President Barack Obama has tapped a veteran Chicago youth services leader to run the Administration on Children, Youth and Families – a federal agency expected to play a key role in holding state foster care systems accountable and fostering child welfare reform.
Bryan H. Samuels, the nominee, is a former director of the Illinois Department of Children and Family Services and a former top aide to U.S. Education Secretary Arne Duncan when Duncan led Chicago Public Schools.
Samuels is regarded as an effective child welfare administrator who relies as much on studies and research in making decisions as he does on his own experience growing up at a residential school from age 7 on.
“You don’t get people with his background and his abilities in that position,” said Jack Wuest, executive director of the Alternative Schools Network in Chicago.
“He really understood the issues because he lived it,” Wuest said.
Samuels ran the Illinois Department of Children and Family Services from 2003 to 2006. During that time, those familiar with his work say, he helped continue to reduce caseloads and the number of children in state care – a trend initiated by his predecessor, Jess McDonald.
Mark Courtney, a University of Washington social work professor who knew Samuels when they both taught at the University of Chicago, credited Samuels with making the government a better and more caring parent for children in long-term care.
“I would say that Bryan Samuels is one of the first public child welfare administrators in the country to make child well-being a major focus of the child welfare system,” Courtney said, explaining that, historically, child welfare administrators have focused mostly on safety and permanency.
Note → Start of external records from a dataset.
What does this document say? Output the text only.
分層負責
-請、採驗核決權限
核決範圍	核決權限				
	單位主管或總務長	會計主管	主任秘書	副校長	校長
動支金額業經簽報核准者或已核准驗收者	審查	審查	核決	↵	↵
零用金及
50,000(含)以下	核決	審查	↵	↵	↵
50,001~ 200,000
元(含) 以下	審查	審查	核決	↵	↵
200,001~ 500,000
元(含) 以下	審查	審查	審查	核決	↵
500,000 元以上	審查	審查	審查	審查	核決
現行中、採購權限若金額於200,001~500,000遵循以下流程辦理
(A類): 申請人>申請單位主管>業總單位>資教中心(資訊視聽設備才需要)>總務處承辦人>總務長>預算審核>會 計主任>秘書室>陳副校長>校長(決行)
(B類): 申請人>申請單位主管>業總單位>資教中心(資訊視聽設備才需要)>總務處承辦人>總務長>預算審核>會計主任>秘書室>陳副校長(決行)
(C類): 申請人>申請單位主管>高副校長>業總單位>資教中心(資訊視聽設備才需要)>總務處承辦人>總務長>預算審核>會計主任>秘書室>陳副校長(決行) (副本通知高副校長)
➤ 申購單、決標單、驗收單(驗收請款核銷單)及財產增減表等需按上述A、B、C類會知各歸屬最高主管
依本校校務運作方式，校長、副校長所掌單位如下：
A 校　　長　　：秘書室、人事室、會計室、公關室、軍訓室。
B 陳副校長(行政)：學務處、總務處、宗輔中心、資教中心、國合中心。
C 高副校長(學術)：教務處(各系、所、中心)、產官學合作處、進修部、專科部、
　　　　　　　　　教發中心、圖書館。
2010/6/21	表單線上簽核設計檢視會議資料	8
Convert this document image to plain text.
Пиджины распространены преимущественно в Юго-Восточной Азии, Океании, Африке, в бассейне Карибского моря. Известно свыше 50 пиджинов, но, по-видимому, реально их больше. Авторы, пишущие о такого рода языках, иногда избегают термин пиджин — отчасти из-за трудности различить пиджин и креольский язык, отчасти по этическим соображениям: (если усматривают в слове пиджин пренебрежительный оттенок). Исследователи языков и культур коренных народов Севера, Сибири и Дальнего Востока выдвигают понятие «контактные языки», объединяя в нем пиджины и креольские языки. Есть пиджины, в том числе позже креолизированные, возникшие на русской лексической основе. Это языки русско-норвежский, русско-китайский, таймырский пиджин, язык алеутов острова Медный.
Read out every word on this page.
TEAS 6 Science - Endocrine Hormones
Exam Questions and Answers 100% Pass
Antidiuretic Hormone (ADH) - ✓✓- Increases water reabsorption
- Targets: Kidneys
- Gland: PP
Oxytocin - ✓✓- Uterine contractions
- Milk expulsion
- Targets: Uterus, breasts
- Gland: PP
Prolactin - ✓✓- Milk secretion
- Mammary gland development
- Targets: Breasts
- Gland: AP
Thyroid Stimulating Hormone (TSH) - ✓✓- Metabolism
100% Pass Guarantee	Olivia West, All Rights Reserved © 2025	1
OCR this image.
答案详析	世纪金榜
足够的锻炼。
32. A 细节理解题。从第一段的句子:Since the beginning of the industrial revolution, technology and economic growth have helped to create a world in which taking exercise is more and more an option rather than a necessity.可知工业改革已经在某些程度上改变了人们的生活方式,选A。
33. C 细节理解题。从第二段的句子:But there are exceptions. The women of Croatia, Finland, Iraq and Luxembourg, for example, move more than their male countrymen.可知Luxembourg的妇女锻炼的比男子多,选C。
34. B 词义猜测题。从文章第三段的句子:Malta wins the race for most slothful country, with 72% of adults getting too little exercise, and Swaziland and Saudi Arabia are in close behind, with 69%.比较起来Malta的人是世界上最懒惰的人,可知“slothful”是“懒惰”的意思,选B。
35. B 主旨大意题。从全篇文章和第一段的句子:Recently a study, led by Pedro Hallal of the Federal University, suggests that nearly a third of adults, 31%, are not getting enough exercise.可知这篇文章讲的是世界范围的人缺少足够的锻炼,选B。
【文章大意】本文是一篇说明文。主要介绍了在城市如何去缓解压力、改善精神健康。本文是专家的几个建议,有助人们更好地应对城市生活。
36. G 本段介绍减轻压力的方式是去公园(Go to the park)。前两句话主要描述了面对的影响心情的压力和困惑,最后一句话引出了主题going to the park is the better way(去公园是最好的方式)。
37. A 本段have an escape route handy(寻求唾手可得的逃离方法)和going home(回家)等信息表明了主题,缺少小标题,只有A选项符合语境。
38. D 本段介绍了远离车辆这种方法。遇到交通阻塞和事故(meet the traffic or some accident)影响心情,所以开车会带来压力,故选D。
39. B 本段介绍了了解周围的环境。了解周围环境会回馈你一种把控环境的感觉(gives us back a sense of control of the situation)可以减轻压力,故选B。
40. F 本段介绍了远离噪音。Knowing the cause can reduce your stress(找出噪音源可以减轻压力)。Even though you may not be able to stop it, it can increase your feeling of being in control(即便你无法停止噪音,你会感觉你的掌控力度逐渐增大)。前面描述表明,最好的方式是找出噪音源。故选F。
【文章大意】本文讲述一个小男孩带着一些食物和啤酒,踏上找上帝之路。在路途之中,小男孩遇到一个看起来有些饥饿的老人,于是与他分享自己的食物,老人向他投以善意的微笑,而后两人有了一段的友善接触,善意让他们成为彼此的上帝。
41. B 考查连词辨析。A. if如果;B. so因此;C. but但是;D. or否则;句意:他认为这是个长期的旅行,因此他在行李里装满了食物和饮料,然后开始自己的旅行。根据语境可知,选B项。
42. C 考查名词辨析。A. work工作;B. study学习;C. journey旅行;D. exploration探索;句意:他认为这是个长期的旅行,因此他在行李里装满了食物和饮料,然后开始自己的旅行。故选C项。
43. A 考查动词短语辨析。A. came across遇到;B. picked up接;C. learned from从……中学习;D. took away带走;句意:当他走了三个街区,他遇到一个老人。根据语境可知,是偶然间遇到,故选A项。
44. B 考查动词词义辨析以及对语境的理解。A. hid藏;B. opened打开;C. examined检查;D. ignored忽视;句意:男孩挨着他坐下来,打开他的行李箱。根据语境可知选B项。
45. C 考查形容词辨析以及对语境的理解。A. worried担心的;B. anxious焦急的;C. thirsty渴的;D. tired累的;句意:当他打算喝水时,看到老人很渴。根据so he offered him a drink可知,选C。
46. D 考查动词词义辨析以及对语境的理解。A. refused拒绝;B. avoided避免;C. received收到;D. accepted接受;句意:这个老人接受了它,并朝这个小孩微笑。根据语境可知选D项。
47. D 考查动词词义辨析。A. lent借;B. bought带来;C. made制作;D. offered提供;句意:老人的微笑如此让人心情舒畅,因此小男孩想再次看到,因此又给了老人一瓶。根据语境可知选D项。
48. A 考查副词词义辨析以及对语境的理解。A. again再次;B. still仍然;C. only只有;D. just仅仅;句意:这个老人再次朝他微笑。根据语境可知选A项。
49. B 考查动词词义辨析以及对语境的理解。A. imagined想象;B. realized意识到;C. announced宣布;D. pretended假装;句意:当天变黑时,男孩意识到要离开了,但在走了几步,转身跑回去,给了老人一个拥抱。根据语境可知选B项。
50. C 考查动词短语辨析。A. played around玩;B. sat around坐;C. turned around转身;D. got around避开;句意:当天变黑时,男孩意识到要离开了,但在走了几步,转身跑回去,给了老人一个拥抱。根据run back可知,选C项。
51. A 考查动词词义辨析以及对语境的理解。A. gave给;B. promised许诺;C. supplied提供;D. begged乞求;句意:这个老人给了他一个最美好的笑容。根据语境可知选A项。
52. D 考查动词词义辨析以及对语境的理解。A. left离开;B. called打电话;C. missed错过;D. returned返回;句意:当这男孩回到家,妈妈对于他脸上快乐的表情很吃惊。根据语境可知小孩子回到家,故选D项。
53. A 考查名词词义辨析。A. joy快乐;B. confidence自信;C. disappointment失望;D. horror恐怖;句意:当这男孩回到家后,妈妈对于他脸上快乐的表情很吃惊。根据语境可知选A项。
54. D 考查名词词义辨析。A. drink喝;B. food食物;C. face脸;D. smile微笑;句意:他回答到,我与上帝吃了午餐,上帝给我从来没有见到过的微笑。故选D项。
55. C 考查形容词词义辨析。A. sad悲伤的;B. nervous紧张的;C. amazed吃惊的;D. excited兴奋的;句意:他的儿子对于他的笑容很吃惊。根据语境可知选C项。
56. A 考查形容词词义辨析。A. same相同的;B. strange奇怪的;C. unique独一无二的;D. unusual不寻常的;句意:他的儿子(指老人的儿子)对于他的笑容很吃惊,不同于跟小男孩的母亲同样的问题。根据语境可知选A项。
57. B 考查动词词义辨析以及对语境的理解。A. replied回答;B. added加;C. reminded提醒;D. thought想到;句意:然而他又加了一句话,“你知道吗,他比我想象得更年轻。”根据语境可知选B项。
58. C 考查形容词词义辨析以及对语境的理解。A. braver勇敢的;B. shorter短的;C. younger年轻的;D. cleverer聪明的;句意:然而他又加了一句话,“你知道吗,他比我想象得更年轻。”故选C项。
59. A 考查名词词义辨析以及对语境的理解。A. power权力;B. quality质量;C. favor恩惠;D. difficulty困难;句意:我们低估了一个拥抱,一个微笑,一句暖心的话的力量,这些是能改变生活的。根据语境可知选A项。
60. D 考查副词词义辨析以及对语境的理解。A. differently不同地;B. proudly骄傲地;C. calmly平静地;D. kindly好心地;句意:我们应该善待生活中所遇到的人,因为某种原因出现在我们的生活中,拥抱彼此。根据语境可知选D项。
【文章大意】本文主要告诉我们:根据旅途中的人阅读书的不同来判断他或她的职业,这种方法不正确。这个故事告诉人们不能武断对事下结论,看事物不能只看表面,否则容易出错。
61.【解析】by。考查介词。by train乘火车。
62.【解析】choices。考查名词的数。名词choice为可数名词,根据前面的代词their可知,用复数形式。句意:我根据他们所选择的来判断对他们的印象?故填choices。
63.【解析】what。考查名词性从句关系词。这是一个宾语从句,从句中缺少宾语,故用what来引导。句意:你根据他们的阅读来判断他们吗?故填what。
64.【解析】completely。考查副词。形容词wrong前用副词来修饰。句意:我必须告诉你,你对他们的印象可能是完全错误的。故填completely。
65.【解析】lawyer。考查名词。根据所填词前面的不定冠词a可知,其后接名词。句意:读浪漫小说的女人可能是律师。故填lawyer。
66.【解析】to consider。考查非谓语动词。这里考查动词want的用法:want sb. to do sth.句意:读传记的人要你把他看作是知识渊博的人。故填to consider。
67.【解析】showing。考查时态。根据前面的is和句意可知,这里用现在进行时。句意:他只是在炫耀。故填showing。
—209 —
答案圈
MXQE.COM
“Taking care of children, focusing on what their needs are while in care, was something Bryan focused on and he was very successful at it,” Courtney said.
Part of the reason, Courtney and others say, is because of Samuels’ experience growing up at a residential school for children.
The White House said as much in a statement about Samuels.
“His commitment to public service is largely motivated by his own success in overcoming great personal hardship during his eleven and half years of growing up in a residential school for disadvantaged children,” a White House statement stated. “This experience helped shape his commitment to serve children who lived in foster care and reinforced his belief that dedicated people and well-designed programs can make a dramatic impact on the lives of at-risk youth.”
As director of Illinois DCFS, the White House said, Samuels accomplished a number of systemic reforms. They included implementing comprehensive assessments of all children entering care, redesigning transitional and independent living programs, and creating a “child location unit” to track all runaway youth.
He also helped the agency establish what the White House said were the “lowest caseload ratios for case managers in the nation” and decreased the use of residential treatment or group homes by 20 percent.
Samuels taught at University of Chicago’s School of Social Service Administration. He holds a Master’s Degree from the University of Chicago and a Bachelor’s of Arts Degree from the University of Notre Dame.
The Administration on Children, Youth and Families (ACYF) is part of the Administration for Children and Families (ACF).
ACF oversees a wide swath of entitlements and domestic programs. ACYF oversees two of those programs: The Family and Youth Services Bureau (FYSB) and the Children’s Bureau.
The Children’s Bureau manages the matching funds that go to states for child welfare services, chief among them the Title IV-E foster care funds. Children’s Bureau also oversees the adoption incentive and assistance programs, and conducts Child and Family Services Reviews (CFSR) of the 50 states child welfare systems.
Many of these operations will come sharply into focus during Obama’s tenure. The Fostering Connections to Success and Increasing Adoption Act makes significant changes to how states can use federal funds, but that process needs clarifying.
Every state failed its first CFSR, submitted a program improvement plan, and some have already failed again in the second round. It will likely fall to Obama’s Children’s Bureau to put teeth to that review process and actually penalize states for not improving. And that won’t be popular, because there are plenty of advocates who think the CFSR methodology is far from flawless.
FYSB funds ventures including youth development, services to homeless and runaway youth, abstinence education and mentoring children of prisoners. The budget quadrupled to more than $350 million under former President George W. Bush.